As I sped across I30 to the Bass Performance Hall in Fort Worth for the opening night of "Peter Pan" for the Broadway at the Bass Performing Arts Series, the iconic imagery of Cathy Rigby as the acrobatic cantankerous Peter merged with my expectation to linger in the memories of my childhood. I knew the story well, or so I thought.
Having never seen the Broadway production of "Peter Pan" as conceived and directed by Jerome Robbins, I expected a lighthearted romp through a child’s imaginative fantasies as seen through the eyes of The Boy Who Wouldn’t Grow Up. Instead, I witnessed a mature examination of the complexities of innocence colliding with the emerging responsibilities of adulthood.
That, and pirates. Lots and lots of pirates! Cathy Rigby’s infamous boundless energy as she pirouetted and soared above the stage impressed. In her wooded forest-green tunic and tights, her acrobatic antics elicited a multitude of excited giggles. Rigby’s Peter is a gender-bending fairy-reared delight who embodies the innocent yet mischievous child in everyone. She fluttered into the stratosphere on lift-off, sprinkling silvery glitter in an endless shower of fairy dust that permeated the nursery and bedazzled the eyes.
With scenic design by John Iacovelli and lighting design by Michael Gilliam, the Darling nursery glowed warm and inviting with three children’s beds flanked by softly murmuring lamps. This intimate scene of familial slumber juxtaposed the deeply blackened stage of glittering stars forming the backdrop to the entrance of Neverland. I dubbed it the Stage of Stars, and stayed immersed in it throughout the show.
Kim Crosby as Mrs. Darling consistently delighted, capturing the timelessly innocent mood in her chartreuse frock. Her matronly charm in a flowered bodice lightly floated across the stage, tucking in little ones in a scene suggesting that not all innocence is lost in the adult soul. Crosby’s pristine effortless voice in "Tender Shepherd" was soothing and sublime.
The technical aspect of the flying was superbly rendered, only once toward the end of Act II did Rigby’s wires become visible, and then only briefly. Rigby has been playing the role of Peter Pan since 1974 and while her acrobatics are as lithe and nimble as a 20 year old, at age 60, Rigby is no longer the ideal "boy who never grew up."
My primary complaint is the quality of her voice. An aging vibrato carries with it a sense of the impending degradation of time, and one simply does not want to concede that Peter has aged. While her singing carried a raspy, workable charm, the sustainment of some passages sounded forced, belying the feasibility of Peter’s supposed age.

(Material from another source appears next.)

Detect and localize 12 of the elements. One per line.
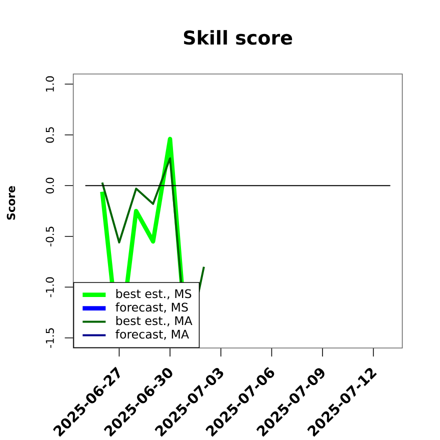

Wendy Darling, performed buoyantly by Krista Buccellato, and the Darling boys John and Michael, played by Lexy Baeza and Sophie Sooter, perfectly portrayed the guileless innocence of childhood and were delightfully entertaining on stage.
What is Peter and the Lost Boys’ land of innocence without a proper villain? Captain Hook’s entrance elicited a chorus of "boo’s" prompting his admonition to the crowd to "Grow up!" Sam Zeller, understudy for Captain Hook and Mr. Darling, stole the ship and show.
In a campy, taunting, but never over-the-top bravado, Zeller as Hook demands to know, "Who’s the dirtiest dog in this dirtiest world," taunting his pirate crew. The perfect scoundrel in his red velvet suit with gold brocade trim, Hook led his perilous pirates from ship to shore in a perfect prancing exhibit of villainy.
The native "Indian" set pulsated with a living red background as Tiger Lily, leader of the tribe performed by Jenna Wright, delicately cavorted with Peter and her tribe. The native dancers expertly welcomed us deeper into Neverland, permeated by those pure of heart living in an unspoiled land of harmony. The lush, organic stage design of the native scenery stole my attention for the rest of the scene.
Remember that feeling, the capacity to feel pure unbridled glittery joy? Neither did I until the curtain rose. One grows accustomed to the dull daily routine of waking, working, commuting responsibilities that adulthood requires. We all need an occasional reminder to coax our inner child to come out and play, to revisit the magical lands we inhabited as children.
The Darlings, the Lost Boys, the Indians and pirates can reacquaint us with ourselves before the world wrung the giggles, dreams, and profundities of play out of us. If there’s one feeling elicited by this intimate, rousing, raucous look into Sir James Barrie’s world, it’s the duty we owe to ourselves to be real. When Rigby’s Peter proudly proclaims, "It’s just that I am what I am, I am me!" my heart soared into the starry sky of tumbling teddy bears far away from the cares of this mundane grownup world.
"Perhaps it would be advisable for you to humor the hook," and buy your tickets immediately. As Hook admonished, "You malevolent mob of maritime morons! If you missed this show, you miss a pirate ship full of frenzied fun!" Indeed.